Generally speaking, a novel that jumps around a lot in space and time and perspective—particularly one about time travel—doesn’t bother me. I trust that the author will bring it all together in a coherent fashion in the end. And while the story is definitely brought to a close, it doesn’t ever get particularly coherent.

I’m of two minds about this. The first is that it’s just not quite polished enough or somehow didn’t come together properly. The other is that the author is deliberately trying to create confusion, or replicate some sort of alternate state of mind of his protagonist. I’m going to guess it’s the latter, and give the author credit for a bang-up job.

That said, the novel is particularly memorable, although it’s not particularly bad either. I’d have to read more of Marsden’s work to really get a feel for his style, I suspect, but I am not inspired to do so.

Book 21: Gods Behaving Badly

Saturday, November 21st, 2009

Title: Gods Behaving Badly
Author: Marie Phillips
Genre: Fiction

Gods Behaving Badly is one part urban fantasy, one part Greek mythology, a pinch of Peter Pan, and a bit of an homage to Douglas Adams thrown in. Like Neil Gaiman’s American Gods, it features ancient deities trying to live in the modern world while meddling with the lives of mortals for their own amusement. However, it’s also sort of an anti-American Gods, or at least a happy-bouncy take on the same situation. The tone sort of reminds me of a romance novel, in that one knows ho the story is going to end, and it’s the getting there part that’s interesting.
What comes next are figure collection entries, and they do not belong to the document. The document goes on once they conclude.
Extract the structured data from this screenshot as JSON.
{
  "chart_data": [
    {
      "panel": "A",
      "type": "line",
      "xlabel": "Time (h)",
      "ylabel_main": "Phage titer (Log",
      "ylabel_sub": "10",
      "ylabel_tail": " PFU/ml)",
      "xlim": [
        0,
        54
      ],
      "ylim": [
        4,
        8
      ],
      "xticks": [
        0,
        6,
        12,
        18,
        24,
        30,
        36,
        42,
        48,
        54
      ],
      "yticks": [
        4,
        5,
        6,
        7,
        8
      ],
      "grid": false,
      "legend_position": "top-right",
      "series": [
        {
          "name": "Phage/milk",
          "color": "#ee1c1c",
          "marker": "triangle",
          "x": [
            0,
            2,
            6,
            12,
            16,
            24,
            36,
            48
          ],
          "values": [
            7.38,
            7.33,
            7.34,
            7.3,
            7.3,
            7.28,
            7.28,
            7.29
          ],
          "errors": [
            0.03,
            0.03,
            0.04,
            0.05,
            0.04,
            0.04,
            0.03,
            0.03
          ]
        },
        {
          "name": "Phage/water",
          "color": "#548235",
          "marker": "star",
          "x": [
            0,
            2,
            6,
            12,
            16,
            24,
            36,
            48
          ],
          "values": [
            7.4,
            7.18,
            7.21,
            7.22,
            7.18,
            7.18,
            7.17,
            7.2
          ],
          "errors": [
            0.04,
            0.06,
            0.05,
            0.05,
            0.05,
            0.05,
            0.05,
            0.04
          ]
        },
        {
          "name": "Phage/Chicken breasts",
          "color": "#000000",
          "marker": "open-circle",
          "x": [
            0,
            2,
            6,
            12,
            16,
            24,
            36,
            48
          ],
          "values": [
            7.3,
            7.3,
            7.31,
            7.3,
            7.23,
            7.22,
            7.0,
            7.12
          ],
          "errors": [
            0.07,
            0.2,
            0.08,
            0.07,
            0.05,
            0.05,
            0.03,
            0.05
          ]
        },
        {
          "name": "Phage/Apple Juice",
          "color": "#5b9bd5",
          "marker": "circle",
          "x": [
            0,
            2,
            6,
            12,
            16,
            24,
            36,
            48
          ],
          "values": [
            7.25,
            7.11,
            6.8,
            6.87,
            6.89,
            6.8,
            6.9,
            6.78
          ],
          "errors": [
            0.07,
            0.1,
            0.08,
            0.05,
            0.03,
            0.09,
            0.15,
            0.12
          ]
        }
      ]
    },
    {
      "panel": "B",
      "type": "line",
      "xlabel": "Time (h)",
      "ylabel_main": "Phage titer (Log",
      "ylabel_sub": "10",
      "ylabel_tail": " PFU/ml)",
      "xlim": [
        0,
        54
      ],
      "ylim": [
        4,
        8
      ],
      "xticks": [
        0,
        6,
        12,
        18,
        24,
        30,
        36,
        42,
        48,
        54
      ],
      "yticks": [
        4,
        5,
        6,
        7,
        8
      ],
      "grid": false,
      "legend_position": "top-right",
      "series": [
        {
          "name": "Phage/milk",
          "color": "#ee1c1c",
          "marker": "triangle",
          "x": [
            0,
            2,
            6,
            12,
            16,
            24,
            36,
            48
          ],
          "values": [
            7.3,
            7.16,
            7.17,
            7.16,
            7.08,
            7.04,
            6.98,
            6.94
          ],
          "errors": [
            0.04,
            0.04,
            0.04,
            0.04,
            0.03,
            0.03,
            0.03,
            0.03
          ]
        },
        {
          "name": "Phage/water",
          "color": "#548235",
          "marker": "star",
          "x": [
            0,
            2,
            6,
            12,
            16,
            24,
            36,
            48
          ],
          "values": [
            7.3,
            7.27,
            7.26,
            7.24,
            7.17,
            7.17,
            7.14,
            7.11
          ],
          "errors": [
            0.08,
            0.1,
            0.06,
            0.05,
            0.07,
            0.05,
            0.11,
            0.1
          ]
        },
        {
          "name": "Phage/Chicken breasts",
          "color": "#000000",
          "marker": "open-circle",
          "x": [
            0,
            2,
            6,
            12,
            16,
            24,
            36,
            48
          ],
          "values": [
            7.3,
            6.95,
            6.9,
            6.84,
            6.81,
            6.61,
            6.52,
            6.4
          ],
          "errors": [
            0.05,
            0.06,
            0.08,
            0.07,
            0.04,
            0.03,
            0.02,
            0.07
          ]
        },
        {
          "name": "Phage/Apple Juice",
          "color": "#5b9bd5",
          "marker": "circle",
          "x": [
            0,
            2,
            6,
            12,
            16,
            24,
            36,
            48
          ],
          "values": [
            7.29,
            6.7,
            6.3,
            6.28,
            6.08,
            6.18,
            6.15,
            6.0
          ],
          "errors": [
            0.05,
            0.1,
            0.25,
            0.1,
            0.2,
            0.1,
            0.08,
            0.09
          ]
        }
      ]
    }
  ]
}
If you like romance novels.

But I digress.

Apollo is a TV psychic, Artemis a dog-walker, and Aphordite a phone-sex operator. They and their siblings/spouses/parents/cousins live in a rundown house in London, and when one of Eros’s arrows makes Apollo fall in love with the house cleaner, Alice, things go about as any student of Greek mythology would expect…almost. A series of petty divine revenge schemes ensues, during which an unlikely minor hero emerges, in the form of the Neil, Alice’s would-be boyfriend. It’s well-written, particularly the interactions between Neil and Alice, which verges on farce without ever quite getting there. Overall, cute, clever, and amusing, and better than average. I’m not sure of there’s something that could have been done differently to make it truly outstanding, or even what that might be, but it’s certainly worth the time.